IBM's own Andrea Ames presented these techniques to the Society for Technical Communication summit in May 2012. A blog post by Sarah Maddox (http://ffeathers.wordpress.com/2012/05/23/stc-summit-day-2-progressive-disclosure/) gives an overview of what Andrea said. I'm not going to give a summary of the summary; you can read Sarah's post yourself. But what I will do is give a quick example of what embedded assistance is and how it can make using software easier by delivering information when you need it and where you need it.
For example, in SmartCloud for Social Business, when you start a Community you must choose one of the access options. The options are Restricted, Moderated, and Open. In the old way of doing things, the options would be simply listed. But what do these mean? How do you choose? In the old way, you would have to first find the documentation, and then find the section in the documentation that contained the information. And that's if you even bothered to look; most of us would probably pick the best-looking option, cross our fingers, and hope for the best.
The new way is to add text to the option so that now you can quickly decide the type of access that you want for your Community. The options, as shown in the graphic below, are Restricted (people must be invited to join), Moderated (anyone in my organization can see content but must request to join), and Open (anyone in my organization can join).
Help should be easy to use, easy to understand, and easy to find, and there's nothing easier to find than text right there on the screen.

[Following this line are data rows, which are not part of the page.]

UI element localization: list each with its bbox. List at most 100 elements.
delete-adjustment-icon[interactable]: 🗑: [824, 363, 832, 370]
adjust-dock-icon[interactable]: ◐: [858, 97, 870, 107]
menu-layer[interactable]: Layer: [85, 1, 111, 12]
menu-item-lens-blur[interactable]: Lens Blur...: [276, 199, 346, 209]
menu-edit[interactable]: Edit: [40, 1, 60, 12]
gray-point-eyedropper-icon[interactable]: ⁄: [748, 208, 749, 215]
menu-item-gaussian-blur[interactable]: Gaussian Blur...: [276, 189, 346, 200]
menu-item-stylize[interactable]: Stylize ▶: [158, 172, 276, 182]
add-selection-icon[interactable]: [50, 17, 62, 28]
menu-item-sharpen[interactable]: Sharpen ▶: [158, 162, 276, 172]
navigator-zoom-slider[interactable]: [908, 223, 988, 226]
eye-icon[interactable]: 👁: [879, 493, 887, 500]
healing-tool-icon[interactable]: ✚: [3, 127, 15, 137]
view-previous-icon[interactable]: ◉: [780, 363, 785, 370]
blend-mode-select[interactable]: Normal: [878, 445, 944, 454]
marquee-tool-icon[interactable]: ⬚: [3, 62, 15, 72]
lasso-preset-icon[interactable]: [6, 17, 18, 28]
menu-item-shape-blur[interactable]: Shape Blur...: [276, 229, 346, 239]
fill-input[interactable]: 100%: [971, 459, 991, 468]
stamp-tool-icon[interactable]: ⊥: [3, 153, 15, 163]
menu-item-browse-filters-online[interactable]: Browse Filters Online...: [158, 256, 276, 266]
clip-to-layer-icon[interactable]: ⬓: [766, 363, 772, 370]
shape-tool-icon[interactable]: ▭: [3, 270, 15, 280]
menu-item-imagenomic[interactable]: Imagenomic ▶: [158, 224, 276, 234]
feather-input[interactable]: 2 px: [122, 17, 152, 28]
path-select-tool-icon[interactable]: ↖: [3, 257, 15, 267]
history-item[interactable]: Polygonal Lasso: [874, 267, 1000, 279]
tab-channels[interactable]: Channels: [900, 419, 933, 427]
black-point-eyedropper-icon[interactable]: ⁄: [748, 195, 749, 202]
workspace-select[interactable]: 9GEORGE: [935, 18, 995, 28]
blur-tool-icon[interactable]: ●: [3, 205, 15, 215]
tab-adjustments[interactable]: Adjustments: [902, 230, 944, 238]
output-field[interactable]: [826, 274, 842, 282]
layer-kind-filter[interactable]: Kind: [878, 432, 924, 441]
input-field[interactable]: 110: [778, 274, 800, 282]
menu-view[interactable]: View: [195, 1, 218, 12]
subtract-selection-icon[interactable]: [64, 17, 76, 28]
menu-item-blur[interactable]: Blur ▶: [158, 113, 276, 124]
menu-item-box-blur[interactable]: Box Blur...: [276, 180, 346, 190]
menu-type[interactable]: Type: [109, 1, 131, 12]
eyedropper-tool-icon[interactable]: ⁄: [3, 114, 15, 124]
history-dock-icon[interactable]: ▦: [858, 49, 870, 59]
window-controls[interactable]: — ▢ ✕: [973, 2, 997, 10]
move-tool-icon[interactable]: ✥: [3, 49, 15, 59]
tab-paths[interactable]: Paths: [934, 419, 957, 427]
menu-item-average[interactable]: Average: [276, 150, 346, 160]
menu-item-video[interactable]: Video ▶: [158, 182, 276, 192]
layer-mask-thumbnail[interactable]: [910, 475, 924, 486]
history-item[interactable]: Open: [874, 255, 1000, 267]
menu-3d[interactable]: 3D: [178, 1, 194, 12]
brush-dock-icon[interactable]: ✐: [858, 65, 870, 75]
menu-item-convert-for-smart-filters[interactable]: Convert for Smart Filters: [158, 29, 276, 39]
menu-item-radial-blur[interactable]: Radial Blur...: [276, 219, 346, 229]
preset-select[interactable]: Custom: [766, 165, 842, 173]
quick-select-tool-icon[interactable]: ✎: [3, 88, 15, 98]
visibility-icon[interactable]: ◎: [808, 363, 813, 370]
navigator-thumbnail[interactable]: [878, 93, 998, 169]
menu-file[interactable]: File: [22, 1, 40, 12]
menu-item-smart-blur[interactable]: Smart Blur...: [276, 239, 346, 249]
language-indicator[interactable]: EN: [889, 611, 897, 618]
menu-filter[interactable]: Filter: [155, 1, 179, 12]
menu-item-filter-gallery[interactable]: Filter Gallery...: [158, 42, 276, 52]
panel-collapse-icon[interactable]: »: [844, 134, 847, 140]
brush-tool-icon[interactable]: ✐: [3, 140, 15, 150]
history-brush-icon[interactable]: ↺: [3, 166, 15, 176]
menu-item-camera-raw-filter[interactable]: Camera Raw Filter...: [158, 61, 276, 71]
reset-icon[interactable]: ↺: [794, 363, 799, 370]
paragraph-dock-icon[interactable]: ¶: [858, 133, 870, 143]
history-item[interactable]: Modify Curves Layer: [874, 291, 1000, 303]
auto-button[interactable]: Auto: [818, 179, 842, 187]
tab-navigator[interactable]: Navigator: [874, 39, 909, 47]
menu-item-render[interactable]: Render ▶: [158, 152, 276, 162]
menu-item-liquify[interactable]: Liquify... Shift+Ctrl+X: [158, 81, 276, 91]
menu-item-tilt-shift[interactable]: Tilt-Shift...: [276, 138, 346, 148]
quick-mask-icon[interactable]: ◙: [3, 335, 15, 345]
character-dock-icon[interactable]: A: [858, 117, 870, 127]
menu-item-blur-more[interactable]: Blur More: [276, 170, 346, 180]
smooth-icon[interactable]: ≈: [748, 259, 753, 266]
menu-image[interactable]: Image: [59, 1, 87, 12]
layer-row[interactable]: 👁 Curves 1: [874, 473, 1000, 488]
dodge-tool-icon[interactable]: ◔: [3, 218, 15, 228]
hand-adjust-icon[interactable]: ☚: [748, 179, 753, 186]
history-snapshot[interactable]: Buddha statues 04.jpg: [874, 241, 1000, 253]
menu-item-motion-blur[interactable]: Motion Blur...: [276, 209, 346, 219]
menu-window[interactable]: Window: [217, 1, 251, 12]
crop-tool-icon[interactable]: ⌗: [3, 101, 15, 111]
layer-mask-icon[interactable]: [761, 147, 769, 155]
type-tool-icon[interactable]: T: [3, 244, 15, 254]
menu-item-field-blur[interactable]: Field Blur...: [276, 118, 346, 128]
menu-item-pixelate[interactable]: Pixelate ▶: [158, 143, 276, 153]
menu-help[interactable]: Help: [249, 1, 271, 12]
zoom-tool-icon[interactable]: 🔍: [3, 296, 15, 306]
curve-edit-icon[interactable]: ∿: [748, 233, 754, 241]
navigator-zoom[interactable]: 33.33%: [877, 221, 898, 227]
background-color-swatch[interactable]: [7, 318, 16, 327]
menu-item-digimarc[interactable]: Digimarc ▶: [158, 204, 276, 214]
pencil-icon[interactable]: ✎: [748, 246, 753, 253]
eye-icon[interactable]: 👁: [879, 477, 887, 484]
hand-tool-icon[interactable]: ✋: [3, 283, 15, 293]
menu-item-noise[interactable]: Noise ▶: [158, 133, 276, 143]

And although we've made a good start at this, we still have a ways to go. For one thing, it's a whole new way of working. Writers must work with the UX people to make sure that our content has a place, and also work with the developers to get the changes implemented. And like any new way of doing things, the transition is not without its challenges. People who are accustomed to working alone are now working together. Where before we only had to confer with colleagues who were familiar with our own domain (because writers spoke with other writers, designers with other designers, and developers with other developers), we now have to speak to each other. And lets face it, designers and developers are just plain weird. They would no doubt say the same about writers.
But on the other hand, we all learn new things, and because of this our jobs are far from tedious. We also learn the problems and issues and stumbling blocks that our counterparts face in their day-to-day work. And there's a thread that binds us; we all have ambitious plans and tight schedules, and we all feel a little down when the schedule is just a little too tight or the plan just a little too ambitious, forcing us to let something go until the next release.
Overall though, for me this is a welcome change in my job description. Not only do I get a chance to influence the design of a product and the way that a product works, but I also get to think more and write less. And I like thinking!